Have a question about this project? Sign up for a free GitHub account to open an issue and contact its maintainers and the community.

By clicking “Sign up for GitHub”, you agree to our terms of service and privacy statement. We’ll occasionally send you account related emails.

Already on GitHub? Sign in to your account

Models don't accept model_name, saving_path #136

Closed
rmitsch opened this issue Jun 8, 2020 · 23 comments
Closed

Models don't accept model_name, saving_path #136

rmitsch opened this issue Jun 8, 2020 · 23 comments
Assignees
Labels
documentation Improvements or additions to documentation

Comments

@rmitsch
Copy link

rmitsch commented Jun 8, 2020

Describe the bug

Models don't accept model_name, saving_path as initialization arguments.

What is the current behavior?

See above.

If the current behavior is a bug, please provide the steps to reproduce.

clf: TabNetClassifier = TabNetClassifier(saving_path="/home/user123/dev/", device_name="cpu")

Expected behavior

Models should accept model_name, saving_path as initialization arguments as specified in the documentation.

Screenshots

Other relevant information:
poetry version:
python version:
Operating System:
Additional tools:

Additional context

On a related note: How can models be persisted?

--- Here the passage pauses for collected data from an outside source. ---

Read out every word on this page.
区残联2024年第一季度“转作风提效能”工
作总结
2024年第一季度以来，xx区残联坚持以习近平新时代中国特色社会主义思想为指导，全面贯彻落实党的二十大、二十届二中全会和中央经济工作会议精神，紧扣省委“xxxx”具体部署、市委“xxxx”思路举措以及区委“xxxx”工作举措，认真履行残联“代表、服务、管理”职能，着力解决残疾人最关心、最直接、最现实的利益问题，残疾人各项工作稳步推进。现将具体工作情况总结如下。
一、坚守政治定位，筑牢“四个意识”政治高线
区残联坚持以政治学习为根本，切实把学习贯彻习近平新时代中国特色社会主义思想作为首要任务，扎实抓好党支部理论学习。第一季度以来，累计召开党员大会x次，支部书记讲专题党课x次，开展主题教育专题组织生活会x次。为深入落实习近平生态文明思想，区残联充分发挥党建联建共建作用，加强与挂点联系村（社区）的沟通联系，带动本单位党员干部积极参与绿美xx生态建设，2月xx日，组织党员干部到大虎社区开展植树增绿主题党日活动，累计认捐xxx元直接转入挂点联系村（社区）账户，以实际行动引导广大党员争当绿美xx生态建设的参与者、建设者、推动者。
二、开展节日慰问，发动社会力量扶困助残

The mentioned init parameters strongly suggest that it is possible, but I couldn't find any information on this - either in the documentation nor in the code.

@rmitsch rmitsch added the bug Something isn't working label Jun 8, 2020
@Optimox
Copy link
Collaborator

Optimox commented Jun 8, 2020

hey @rmitsch,

Thanks for creating this issue, model_name and saving_pat are actually deprecated, we should remove them and update the README.

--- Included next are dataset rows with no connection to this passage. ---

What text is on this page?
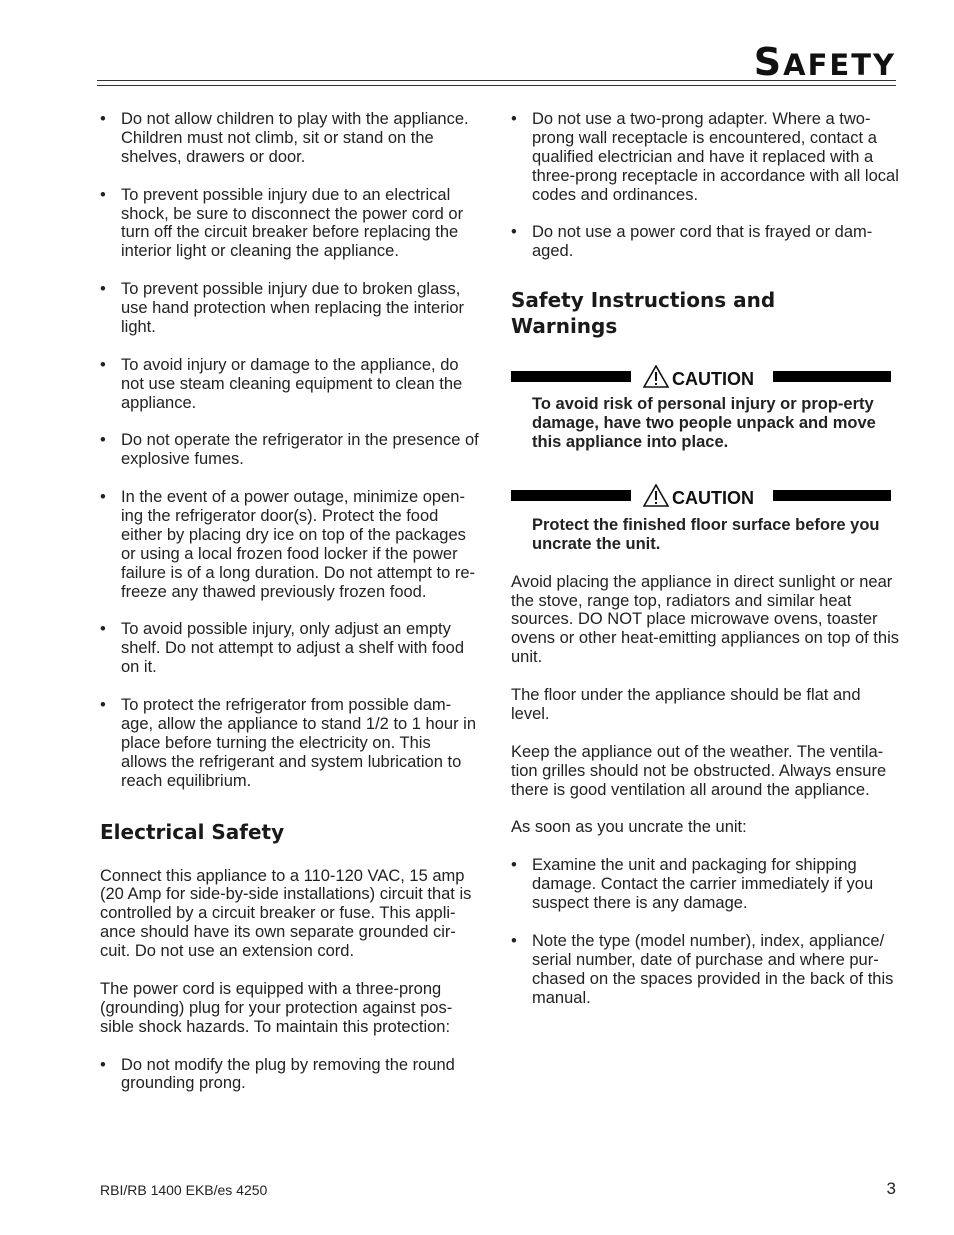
SAFETY
• Do not allow children to play with the appliance. Children must not climb, sit or stand on the shelves, drawers or door.
• To prevent possible injury due to an electrical shock, be sure to disconnect the power cord or turn off the circuit breaker before replacing the interior light or cleaning the appliance.
• To prevent possible injury due to broken glass, use hand protection when replacing the interior light.
• To avoid injury or damage to the appliance, do not use steam cleaning equipment to clean the appliance.
• Do not operate the refrigerator in the presence of explosive fumes.
• In the event of a power outage, minimize open-ing the refrigerator door(s). Protect the food either by placing dry ice on top of the packages or using a local frozen food locker if the power failure is of a long duration. Do not attempt to re-freeze any thawed previously frozen food.
• To avoid possible injury, only adjust an empty shelf. Do not attempt to adjust a shelf with food on it.
• To protect the refrigerator from possible dam-age, allow the appliance to stand 1/2 to 1 hour in place before turning the electricity on. This allows the refrigerant and system lubrication to reach equilibrium.
Electrical Safety

Connect this appliance to a 110-120 VAC, 15 amp (20 Amp for side-by-side installations) circuit that is controlled by a circuit breaker or fuse. This appli-ance should have its own separate grounded cir-cuit. Do not use an extension cord.

The power cord is equipped with a three-prong (grounding) plug for your protection against pos-sible shock hazards. To maintain this protection:

• Do not modify the plug by removing the round grounding prong.
• Do not use a two-prong adapter. Where a two-prong wall receptacle is encountered, contact a qualified electrician and have it replaced with a three-prong receptacle in accordance with all local codes and ordinances.
• Do not use a power cord that is frayed or dam-aged.
Safety Instructions and
Warnings
CAUTION

To avoid risk of personal injury or prop-erty damage, have two people unpack and move this appliance into place.

CAUTION

Protect the finished floor surface before you uncrate the unit.

Avoid placing the appliance in direct sunlight or near the stove, range top, radiators and similar heat sources. DO NOT place microwave ovens, toaster ovens or other heat-emitting appliances on top of this unit.

The floor under the appliance should be flat and level.

Keep the appliance out of the weather. The ventila-tion grilles should not be obstructed. Always ensure there is good ventilation all around the appliance.

As soon as you uncrate the unit:

• Examine the unit and packaging for shipping damage. Contact the carrier immediately if you suspect there is any damage.
• Note the type (model number), index, appliance/ serial number, date of purchase and where pur-chased on the spaces provided in the back of this manual.
RBI/RB 1400 EKB/es 4250	3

Saving a tabnet model follows the same rule as saving a pytorch model or XGBoost model.
Either you save it as pickle and it will be the same as an XGBoost model or you can use pytorch specific save methods https://pytorch.org/tutorials/beginner/saving_loading_models.html

The best way I would recommend :

  • torch.save(clf_tabnet.network.state_dict(), PATH) to save your model clf_tabnet
  • when you want to use it later: you'll need to redifine your tabnet_model with the same params clf_tabnet = TabnetClassfier(**your_params) and then clf_tabnet.network.load_state_dict(torch.load(PATH))

@Optimox Optimox added documentation Improvements or additions to documentation and removed bug Something isn't working labels Jun 8, 2020
@rmitsch
Copy link
Author

rmitsch commented Jun 9, 2020

Thanks for the quick response!
Your recommended approach to save a model approach unfortunately yields AttributeError: 'TabNetClassifier' object has no attribute 'network'.

@Optimox
Copy link
Collaborator

Optimox commented Jun 9, 2020

hello @rmitsch,

Actually you are right, what I said does not work because the network is instantiated only after a fit, which is not very useful in that case (we might change that behaviour in the future).

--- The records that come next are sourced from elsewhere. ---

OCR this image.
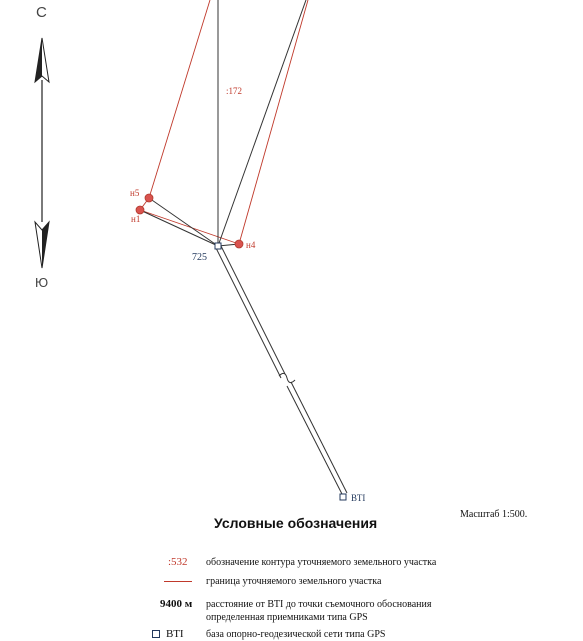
:172
н5
н1
н4
725
ВТІ
С
Ю
Масштаб 1:500.
Условные обозначения
:532 обозначение контура уточняемого земельного участка
граница уточняемого земельного участка
9400 м расстояние от ВТІ до точки съемочного обоснования
определенная приемниками типа GPS
ВТІ база опорно-геодезической сети типа GPS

Try this instead, it should work :

import pickle

# Save the model wherever you want
with open("./AMODEL.pkl", 'wb') as model_file:
    pickle.dump(clf, model_file)

# Load the model later to make prediction
with open("./AMODEL.pkl", 'rb') as model_file:
    new_clf = pickle.load(model_file)

@eduardocarvp
Copy link
Collaborator

Indeed, @Optimox , I have noticed that and I even probably have the change locally where I instantiate the network on class __init__(). I think it is better that way.
I'm willing to work on this and I can also fix the model_name/saving_path on the way, It should be simple.

@Optimox
Copy link
Collaborator

Optimox commented Jun 9, 2020

@eduardocarvp I think the problem with this is that before the fit we do not know either input_dim or output_dim, it's nice to have this computed automatically so I'm not sure how to bypass this.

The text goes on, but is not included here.